- 5 Sides of a Coin
- Directed by: Paul Kell
- Produced by: Paul Kell and Jana Ritter
- Starring: Kool Herc, Afrika Bambaataa, Grandmaster Flash, Grand Wizard Theodore, Gil Scott-Heron
- Cinematography: Paul Kell
- Edited by: Paul Kell
- Music by: Various Artists
- Distributed by: 7th Art Releasing
- Release date: 2003;
- Running time: 70 mins
- Country: Canada
- Languages: English, French, Japanese, German, Italian
- Budget: $16,000 CAD

= 5 Sides of a Coin =

5 Sides of a Coin is a 2003 feature-length documentary by Canadian filmmaker Paul Kell about hip hop culture. The title references the five elements inherent to this culture, viz., emceeing, deejaying, b-boying (aka breakdancing), writing (i.e., graffiti or street art), and beatboxing. Each element is highlighted individually throughout the film's five chapters.

== Synopsis ==
The documentary examines hip hop culture through interviews with hip hop artists such as Kool Herc, Mercedes Ladies, Jurassic 5, and Afrika Bambaataa. The interviews are interspersed with performance footage and archival footage from various periods of time in the history of hip hop.

== Critical reception ==
Critical reception for 5 Sides of a Coin has been mixed. Variety wrote a predominantly favorable review, commenting "Not quite definitive, "Five Sides of a Coin" is nevertheless a thorough overview of hip-hop's origins and influences.

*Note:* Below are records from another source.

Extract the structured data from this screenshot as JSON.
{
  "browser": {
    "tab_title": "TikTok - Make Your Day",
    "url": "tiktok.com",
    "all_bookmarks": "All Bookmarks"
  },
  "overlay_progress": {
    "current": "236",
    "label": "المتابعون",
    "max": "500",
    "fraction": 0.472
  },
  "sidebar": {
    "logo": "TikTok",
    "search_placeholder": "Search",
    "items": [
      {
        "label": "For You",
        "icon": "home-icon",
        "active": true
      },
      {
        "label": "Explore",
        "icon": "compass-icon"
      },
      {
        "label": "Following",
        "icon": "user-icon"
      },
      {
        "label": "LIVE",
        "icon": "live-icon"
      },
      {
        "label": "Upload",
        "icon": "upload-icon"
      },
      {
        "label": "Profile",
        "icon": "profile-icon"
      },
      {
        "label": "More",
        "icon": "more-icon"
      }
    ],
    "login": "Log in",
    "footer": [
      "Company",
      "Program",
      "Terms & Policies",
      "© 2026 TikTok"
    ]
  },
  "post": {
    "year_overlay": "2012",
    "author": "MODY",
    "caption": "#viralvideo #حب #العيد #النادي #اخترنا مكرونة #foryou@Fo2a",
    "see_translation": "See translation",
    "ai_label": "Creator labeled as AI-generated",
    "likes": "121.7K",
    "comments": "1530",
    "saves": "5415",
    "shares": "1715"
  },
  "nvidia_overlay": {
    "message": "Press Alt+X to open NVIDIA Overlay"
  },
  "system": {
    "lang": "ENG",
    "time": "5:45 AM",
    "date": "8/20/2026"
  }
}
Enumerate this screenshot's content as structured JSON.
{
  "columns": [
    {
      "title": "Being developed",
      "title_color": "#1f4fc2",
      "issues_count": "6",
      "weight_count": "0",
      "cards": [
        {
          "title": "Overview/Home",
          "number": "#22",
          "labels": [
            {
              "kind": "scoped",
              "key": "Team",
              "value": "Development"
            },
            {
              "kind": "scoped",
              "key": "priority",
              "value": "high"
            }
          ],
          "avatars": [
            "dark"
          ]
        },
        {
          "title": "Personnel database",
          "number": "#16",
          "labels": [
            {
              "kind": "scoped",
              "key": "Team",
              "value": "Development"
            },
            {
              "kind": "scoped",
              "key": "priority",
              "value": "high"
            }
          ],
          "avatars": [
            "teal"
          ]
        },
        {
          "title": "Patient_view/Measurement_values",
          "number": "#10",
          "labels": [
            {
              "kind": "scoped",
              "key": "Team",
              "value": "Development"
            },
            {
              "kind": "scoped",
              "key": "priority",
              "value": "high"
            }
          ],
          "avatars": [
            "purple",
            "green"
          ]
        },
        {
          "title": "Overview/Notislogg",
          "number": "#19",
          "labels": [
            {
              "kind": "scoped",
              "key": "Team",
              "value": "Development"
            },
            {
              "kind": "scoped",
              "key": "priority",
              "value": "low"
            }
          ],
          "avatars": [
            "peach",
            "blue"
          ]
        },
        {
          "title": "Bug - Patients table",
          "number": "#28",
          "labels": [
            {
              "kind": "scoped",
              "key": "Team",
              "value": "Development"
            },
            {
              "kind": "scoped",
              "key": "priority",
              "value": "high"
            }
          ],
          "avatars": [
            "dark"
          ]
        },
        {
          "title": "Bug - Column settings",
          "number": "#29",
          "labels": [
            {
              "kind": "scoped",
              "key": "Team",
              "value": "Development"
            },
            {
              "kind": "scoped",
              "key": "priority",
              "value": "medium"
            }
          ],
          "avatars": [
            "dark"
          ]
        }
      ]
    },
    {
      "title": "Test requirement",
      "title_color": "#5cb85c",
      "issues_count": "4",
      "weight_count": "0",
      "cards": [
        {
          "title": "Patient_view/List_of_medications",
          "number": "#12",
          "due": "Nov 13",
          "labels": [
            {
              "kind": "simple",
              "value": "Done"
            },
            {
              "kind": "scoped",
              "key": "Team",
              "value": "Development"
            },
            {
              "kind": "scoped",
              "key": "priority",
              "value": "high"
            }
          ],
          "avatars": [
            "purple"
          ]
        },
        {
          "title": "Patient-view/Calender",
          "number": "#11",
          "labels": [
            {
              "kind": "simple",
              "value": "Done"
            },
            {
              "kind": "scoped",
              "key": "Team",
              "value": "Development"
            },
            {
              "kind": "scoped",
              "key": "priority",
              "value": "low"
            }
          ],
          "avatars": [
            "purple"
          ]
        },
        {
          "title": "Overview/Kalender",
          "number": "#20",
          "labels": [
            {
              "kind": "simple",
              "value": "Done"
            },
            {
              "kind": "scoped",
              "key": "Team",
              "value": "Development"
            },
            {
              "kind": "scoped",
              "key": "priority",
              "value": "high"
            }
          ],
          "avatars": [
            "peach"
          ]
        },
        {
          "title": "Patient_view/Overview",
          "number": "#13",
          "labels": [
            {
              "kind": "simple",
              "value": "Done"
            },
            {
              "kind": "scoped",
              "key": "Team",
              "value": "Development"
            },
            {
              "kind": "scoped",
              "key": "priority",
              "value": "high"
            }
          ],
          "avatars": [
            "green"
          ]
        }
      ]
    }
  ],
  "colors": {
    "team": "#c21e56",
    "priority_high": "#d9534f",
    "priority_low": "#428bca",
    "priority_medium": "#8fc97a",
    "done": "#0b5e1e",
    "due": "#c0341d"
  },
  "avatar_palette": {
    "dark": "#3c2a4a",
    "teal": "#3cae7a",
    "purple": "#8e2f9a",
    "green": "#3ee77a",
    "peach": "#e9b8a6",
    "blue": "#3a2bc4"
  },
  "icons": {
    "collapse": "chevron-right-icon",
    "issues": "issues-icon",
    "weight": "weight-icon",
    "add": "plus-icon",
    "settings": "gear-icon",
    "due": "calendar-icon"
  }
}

Nifty, well-executed docu emphasizes music's creative, bohemian side, skipping more commercial excesses." The New York Times also commented on the movie, praising Kell for the film's attention to music but also writing that "Still, you can't help but feel that something is missing, that hip-hop has been around long enough, and is complex enough, to deserve something more than piety."